When implementing the RISC-V port, I took the name of this macro at
face value.  It does seem that we should follow Andrew's advice and
set it to 1.  (For your examples, doing so does improve code
generation.)

We'll submit a patch if the change doesn't regress.

On Wed, Aug 16, 2017 at 4:00 PM, Michael Clark <michaeljcl...@mac.com> wrote:
> ‘cc’ing Andrew Waterman
>
> I see this comment in SPARC:
>
> /* Nonzero if access to memory by bytes is slow and undesirable.
>    For RISC chips, it means that access to memory by bytes is no
>    better than access by words when possible, so grab a whole word
>    and maybe make use of that.  */
> #define SLOW_BYTE_ACCESS 1
>
>
> The description says that byte access is no better than words, so as you
> mention, the macro seems to be misnamed. I think this should be set to 1 on
> RISC-V. I’m going to try it on the RISC-V backend.
>
> Andrew W, here is the example code-gen:
>
> - https://cx.rv8.io/g/2YDLTA
> - https://cx.rv8.io/g/2HWQje
>
> On 17 Aug 2017, at 10:52 AM, Michael Clark <michaeljcl...@mac.com> wrote:
>
>
> On 17 Aug 2017, at 10:41 AM, Andrew Pinski <pins...@gmail.com> wrote:
>
> On Wed, Aug 16, 2017 at 3:29 PM, Michael Clark <michaeljcl...@mac.com>
> wrote:
>
> Hi,
>
> Is there any reason for 3 loads being issued for these bitfield accesses,
> given two of the loads are bytes, and one is a half; the compiler appears to
> know the structure is aligned at a half word boundary. Secondly, the riscv
> code is using a mixture of 32-bit and 64-bit adds and shifts. Thirdly, with
> -Os the riscv code size is the same, but the schedule is less than optimal.
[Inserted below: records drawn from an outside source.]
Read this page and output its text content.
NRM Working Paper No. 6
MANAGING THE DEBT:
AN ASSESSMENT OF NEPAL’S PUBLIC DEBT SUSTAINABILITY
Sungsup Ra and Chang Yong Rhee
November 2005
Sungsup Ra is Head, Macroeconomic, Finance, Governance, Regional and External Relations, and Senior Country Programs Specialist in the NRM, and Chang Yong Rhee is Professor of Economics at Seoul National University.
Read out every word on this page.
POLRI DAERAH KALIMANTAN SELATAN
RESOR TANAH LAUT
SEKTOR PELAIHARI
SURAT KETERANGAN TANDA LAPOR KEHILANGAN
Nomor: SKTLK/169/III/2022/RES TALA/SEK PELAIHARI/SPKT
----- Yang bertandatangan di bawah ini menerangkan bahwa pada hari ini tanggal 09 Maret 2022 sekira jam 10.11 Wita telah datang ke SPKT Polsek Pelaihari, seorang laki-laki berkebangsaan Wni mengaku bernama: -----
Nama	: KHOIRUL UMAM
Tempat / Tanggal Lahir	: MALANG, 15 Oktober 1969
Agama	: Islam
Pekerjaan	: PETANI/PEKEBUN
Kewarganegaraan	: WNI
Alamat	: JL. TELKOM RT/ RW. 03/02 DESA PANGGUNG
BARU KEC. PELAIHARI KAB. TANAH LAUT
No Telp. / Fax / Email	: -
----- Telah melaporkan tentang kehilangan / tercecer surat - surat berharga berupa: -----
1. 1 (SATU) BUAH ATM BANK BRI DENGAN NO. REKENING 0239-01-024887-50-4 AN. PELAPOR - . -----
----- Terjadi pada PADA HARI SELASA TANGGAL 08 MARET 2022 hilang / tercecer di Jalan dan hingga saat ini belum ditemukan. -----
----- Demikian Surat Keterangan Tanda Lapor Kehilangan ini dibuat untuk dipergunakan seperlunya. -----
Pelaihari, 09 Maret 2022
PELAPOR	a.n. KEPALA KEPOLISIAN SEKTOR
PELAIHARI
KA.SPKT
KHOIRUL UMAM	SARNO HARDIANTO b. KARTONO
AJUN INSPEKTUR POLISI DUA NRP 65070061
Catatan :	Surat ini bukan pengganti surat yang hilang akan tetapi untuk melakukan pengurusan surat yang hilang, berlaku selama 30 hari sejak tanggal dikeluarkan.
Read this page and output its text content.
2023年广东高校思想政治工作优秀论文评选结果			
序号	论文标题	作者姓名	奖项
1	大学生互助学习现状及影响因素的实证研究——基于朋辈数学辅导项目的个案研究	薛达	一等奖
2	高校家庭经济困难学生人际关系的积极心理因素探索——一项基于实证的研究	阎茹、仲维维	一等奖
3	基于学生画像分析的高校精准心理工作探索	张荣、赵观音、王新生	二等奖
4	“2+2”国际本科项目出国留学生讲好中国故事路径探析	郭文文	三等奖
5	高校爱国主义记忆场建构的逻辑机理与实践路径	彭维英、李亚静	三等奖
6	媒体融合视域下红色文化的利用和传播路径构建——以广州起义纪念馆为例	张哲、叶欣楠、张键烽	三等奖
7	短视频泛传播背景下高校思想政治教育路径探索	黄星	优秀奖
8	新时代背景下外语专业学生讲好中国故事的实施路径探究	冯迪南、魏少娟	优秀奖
> i.e. the 3rd load is issued much later.
>
>
>
> Well one thing is most likely SLOW_BYTE_ACCESS is set to 0.  This
> forces byte access for bit-field accesses.  The macro is misnamed now
> as it only controls bit-field accesses right now (and one thing in
> dojump dealing with comparisons with and and a constant but that might
> be dead code).  This should allow for you to get the code in hand
> written form.
> I suspect SLOW_BYTE_ACCESS support should be removed and be assumed to
> be 1 but I have not time to look into each backend to see if it is
> correct to do or not.  Maybe it is wrong for AVR.
>
>
> Thanks, that’s interesting.
>
> So I should try compiling the riscv backend with SLOW_BYTE_ACCESS = 1? Less
> risk than making a change to x86.
>
> This is clearly distinct from slow unaligned access. It seems odd that O3
> doesn’t coalesce loads even if byte access is slow as one would expect the
> additional cost of the additional loads would outweigh the fact that byte
> accesses are not slow unless something weird is happening with the costs of
> loads of different widths.
>
> x86 could also be helped here too. I guess subsequent loads will be served
> from L1, but that’s not really an excuse for this codegen when the element
> is 32-bits aligned (unsigned int).